When the local Fire Service are called out to a house fire they find the bodies of Peter, Francesca and Charlie Winson in the ruins of their home. However, it rapidly becomes clear that all three died before the fire took hold and it appears that Francesca has killed her husband and small child before laying the fire and then taking her own life. Connie, recently returned to work after injury, argues against this on the grounds that most familial murder suicides are perpetrated by the father and that it is very rare that a mother would take the life of her child. Sadler is not convinced. The case is complicated by the fact that Peter Winson was considerably older than his wife and has an earlier family, a son George and a daughter Julia, from his first marriage to Elizabeth, who disappeared under mysterious circumstances when the children were still pre-teen.

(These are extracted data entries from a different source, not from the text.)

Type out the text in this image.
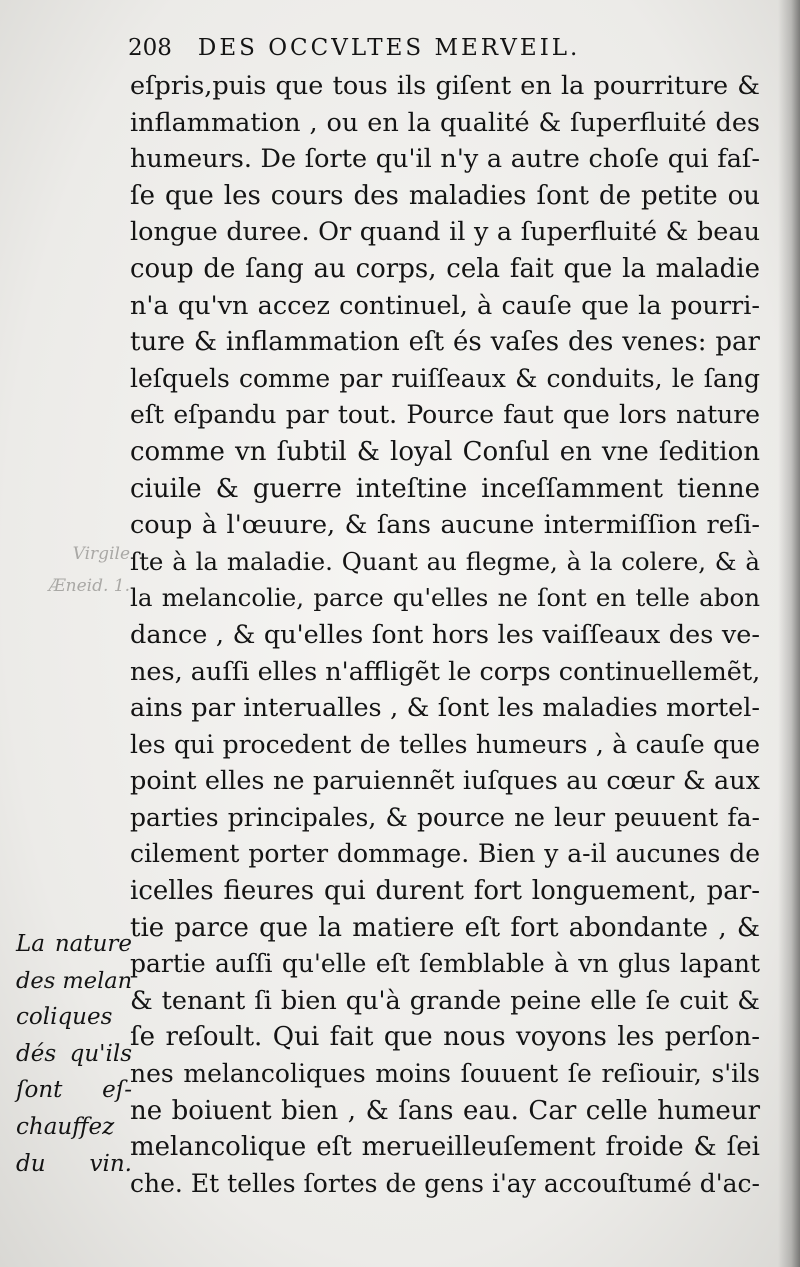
208 DES OCCVLTES MERVEIL.
Virgile
Æneid. 1.
eſpris,puis que tous ils giſent en la pourriture &
inflammation , ou en la qualité & ſuperfluité des
humeurs. De ſorte qu'il n'y a autre choſe qui faſ-
ſe que les cours des maladies ſont de petite ou
longue duree. Or quand il y a ſuperfluité & beau
coup de ſang au corps, cela fait que la maladie
n'a qu'vn accez continuel, à cauſe que la pourri-
ture & inflammation eſt és vaſes des venes: par
leſquels comme par ruiſſeaux & conduits, le ſang
eſt eſpandu par tout. Pource faut que lors nature
comme vn ſubtil & loyal Conſul en vne ſedition
ciuile & guerre inteſtine inceſſamment tienne
coup à l'œuure, & ſans aucune intermiſſion reſi-
ſte à la maladie. Quant au flegme, à la colere, & à
la melancolie, parce qu'elles ne ſont en telle abon
dance , & qu'elles ſont hors les vaiſſeaux des ve-
nes, auſſi elles n'affligẽt le corps continuellemẽt,
ains par interualles , & ſont les maladies mortel-
les qui procedent de telles humeurs , à cauſe que
point elles ne paruiennẽt iuſques au cœur & aux
parties principales, & pource ne leur peuuent fa-
cilement porter dommage. Bien y a-il aucunes de
icelles fieures qui durent fort longuement, par-
tie parce que la matiere eſt fort abondante , &
partie auſſi qu'elle eſt ſemblable à vn glus lapant
& tenant ſi bien qu'à grande peine elle ſe cuit &
ſe reſoult. Qui fait que nous voyons les perſon-
nes melancoliques moins ſouuent ſe reſiouir, s'ils
ne boiuent bien , & ſans eau. Car celle humeur
melancolique eſt merueilleuſement froide & ſei
che. Et telles ſortes de gens i'ay accouſtumé d'ac-
La nature
des melan
coliques
dés qu'ils
ſont eſ-
chauffez
du vin.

Sadler wants to concentrate just on the current case, Connie is convinced that the two tragedies must be linked.
My question (although it’s a question to life, not to the author because I know such things do happen) is why one, let alone two, women ever married Peter Winson in the first place. He is one of those nasty individuals who must have everything their own way and who constantly puts down others, including their own family, with nasty snide remarks. Whether George has grown up like him because of his own childhood experiences or whether it runs in families we can’t tell, but he really isn’t much better. Julia, on the other hand, is still haunted by her mother’s disappearance and has never quite given up hope that she may still be alive. This second loss, of her father and much loved half-brother, is made all the worse by the fact that someone appears to be watching her home after dark and when an attempt is made to poison her beloved dog, Bosco, it is clear that her safety is under threat as well.
Sadler and Connie clash badly over this case. Both of them get an idea lodged in their minds and refuse to explore the other’s point of view. But, as their boss, Superintendent Llewelyn, says to Sadler, it is better to see some honest mistakes than rigid certainty and one of the questions which this novel explores is the point at which such certainty of one’s own ‘rightness’, one’s own entitlement, passes over into an obsession which denies the rights of others.

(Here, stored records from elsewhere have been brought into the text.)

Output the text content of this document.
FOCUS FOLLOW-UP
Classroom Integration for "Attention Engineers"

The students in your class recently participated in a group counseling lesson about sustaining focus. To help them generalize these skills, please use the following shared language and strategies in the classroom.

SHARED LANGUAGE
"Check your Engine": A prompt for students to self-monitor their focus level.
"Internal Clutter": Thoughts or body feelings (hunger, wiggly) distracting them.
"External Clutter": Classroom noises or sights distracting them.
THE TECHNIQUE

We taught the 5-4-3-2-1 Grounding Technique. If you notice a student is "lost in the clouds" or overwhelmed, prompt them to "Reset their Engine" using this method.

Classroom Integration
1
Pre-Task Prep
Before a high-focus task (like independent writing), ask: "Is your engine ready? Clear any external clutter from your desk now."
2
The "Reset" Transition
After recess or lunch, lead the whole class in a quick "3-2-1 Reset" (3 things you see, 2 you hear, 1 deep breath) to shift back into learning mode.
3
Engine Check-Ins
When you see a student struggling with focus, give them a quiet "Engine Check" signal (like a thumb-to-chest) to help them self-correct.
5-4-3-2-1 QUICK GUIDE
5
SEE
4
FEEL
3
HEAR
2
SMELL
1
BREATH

This is not a novel with nice pat answers. It certainly isn’t one with a ‘happy’ ending, or even an ending where you are left convinced that justice has been done. And it definitely challenges a number of easy assumptions about family relationships. Like the best of crime fiction, it looks at the society out of which it grows and forces the reader to question rather than endorse those assumptions. Crime Fiction should not be about easy answers and Ward is showing herself to be amongst the best when it comes to reflecting the hard truths about the world in which we live.